Methods: The DOR model was constructed by intragastrical Tripterygium glycoside suspension administration, and moxibustion therapy was simultaneously given. The morphological ovarian changes were observed by hematoxylin and eosin staining. The miRNA expression profile was detected by RNA sequencing, and bioinformatics analysis was performed. Cytoscape software 3.6.1 was used to establish a regulatory network and differentially expressed miRNAs were verified by reverse transcription quantitative polymerase chain reaction (RT-qPCR).

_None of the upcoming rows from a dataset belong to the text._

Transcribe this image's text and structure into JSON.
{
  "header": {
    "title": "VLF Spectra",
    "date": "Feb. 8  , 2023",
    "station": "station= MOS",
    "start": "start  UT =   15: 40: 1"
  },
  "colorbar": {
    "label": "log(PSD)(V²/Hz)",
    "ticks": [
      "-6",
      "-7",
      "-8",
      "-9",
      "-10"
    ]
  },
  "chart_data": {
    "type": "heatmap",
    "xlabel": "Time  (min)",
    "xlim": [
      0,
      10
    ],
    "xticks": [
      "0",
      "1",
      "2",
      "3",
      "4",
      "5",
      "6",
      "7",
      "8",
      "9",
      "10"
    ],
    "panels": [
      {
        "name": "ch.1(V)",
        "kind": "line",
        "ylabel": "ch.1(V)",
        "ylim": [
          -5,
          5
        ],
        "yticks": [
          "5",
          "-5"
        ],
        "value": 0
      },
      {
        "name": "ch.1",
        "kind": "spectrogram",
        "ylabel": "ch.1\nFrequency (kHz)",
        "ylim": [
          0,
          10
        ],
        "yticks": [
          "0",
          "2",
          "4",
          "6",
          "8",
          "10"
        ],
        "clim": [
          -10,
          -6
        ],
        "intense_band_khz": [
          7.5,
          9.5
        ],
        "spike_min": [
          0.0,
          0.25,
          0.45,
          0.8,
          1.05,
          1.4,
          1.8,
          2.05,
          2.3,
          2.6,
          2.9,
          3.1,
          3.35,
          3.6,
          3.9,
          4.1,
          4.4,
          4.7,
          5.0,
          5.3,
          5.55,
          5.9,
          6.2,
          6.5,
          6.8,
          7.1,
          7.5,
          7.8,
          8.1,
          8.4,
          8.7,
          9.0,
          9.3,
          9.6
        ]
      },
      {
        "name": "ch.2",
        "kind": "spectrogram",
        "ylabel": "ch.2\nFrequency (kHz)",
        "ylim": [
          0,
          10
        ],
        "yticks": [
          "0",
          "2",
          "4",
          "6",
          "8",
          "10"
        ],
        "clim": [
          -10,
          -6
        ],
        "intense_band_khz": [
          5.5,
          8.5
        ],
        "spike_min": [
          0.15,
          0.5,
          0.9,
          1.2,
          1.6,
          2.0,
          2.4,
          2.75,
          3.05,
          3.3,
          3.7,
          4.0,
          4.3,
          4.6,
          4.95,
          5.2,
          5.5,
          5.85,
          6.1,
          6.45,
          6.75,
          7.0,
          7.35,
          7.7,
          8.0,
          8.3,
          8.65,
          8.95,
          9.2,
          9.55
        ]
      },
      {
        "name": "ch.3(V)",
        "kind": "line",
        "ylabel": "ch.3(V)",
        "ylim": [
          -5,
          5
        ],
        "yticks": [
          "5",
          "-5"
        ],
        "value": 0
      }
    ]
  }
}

Results: Decreased number of mature follicles, increased atresia follicles, and abnormal granulosa cell morphology were observed in the model group compared with the control group. The moxibustion group demonstrated increased mature follicles, decreased atretic follicles, and significantly decreased abnormal morphology of granulosa cells compared with the model group. Additionally, RNA sequencing results manifested significantly up-regulated miRNA expressions (miR-92b-3p, miR-26-5p_R + 1_1ss10TC, miR-206-3p, miR-9993b-3p_1ss6GA, miR-7857-3p_R-1, miR-219a-2-3p_1ss10GC, miR-3968-p5_1ss10AT, and PC-5p-6478_1795) and down-regulated miR-664-2-5p_R + 1 in the model group, compared with the control group, and the moxibustion group reversed abnormal disorder levels of these miRNAs. Moreover, these differentially expressed miRNAs were mainly involved in the phosphatidylinositol-3-kinase / protein kinase B signaling pathway and nuclear factor erythropoietin-2-related factor 2 / heme oxygenase 1 signaling pathway. Finally, network and RT-qPCR verification revealed miR-9993b-3p_1ss6GA as the most critical miRNA.
Conclusion: This experiment proved the effectiveness of moxibustion in improving the ovarian reserve of rats by regulating miRNA expression, especially miR-9993b-3p_1ss6GA.
Keywords: mechanics; microRNAs; moxibustion; ovarian reserve.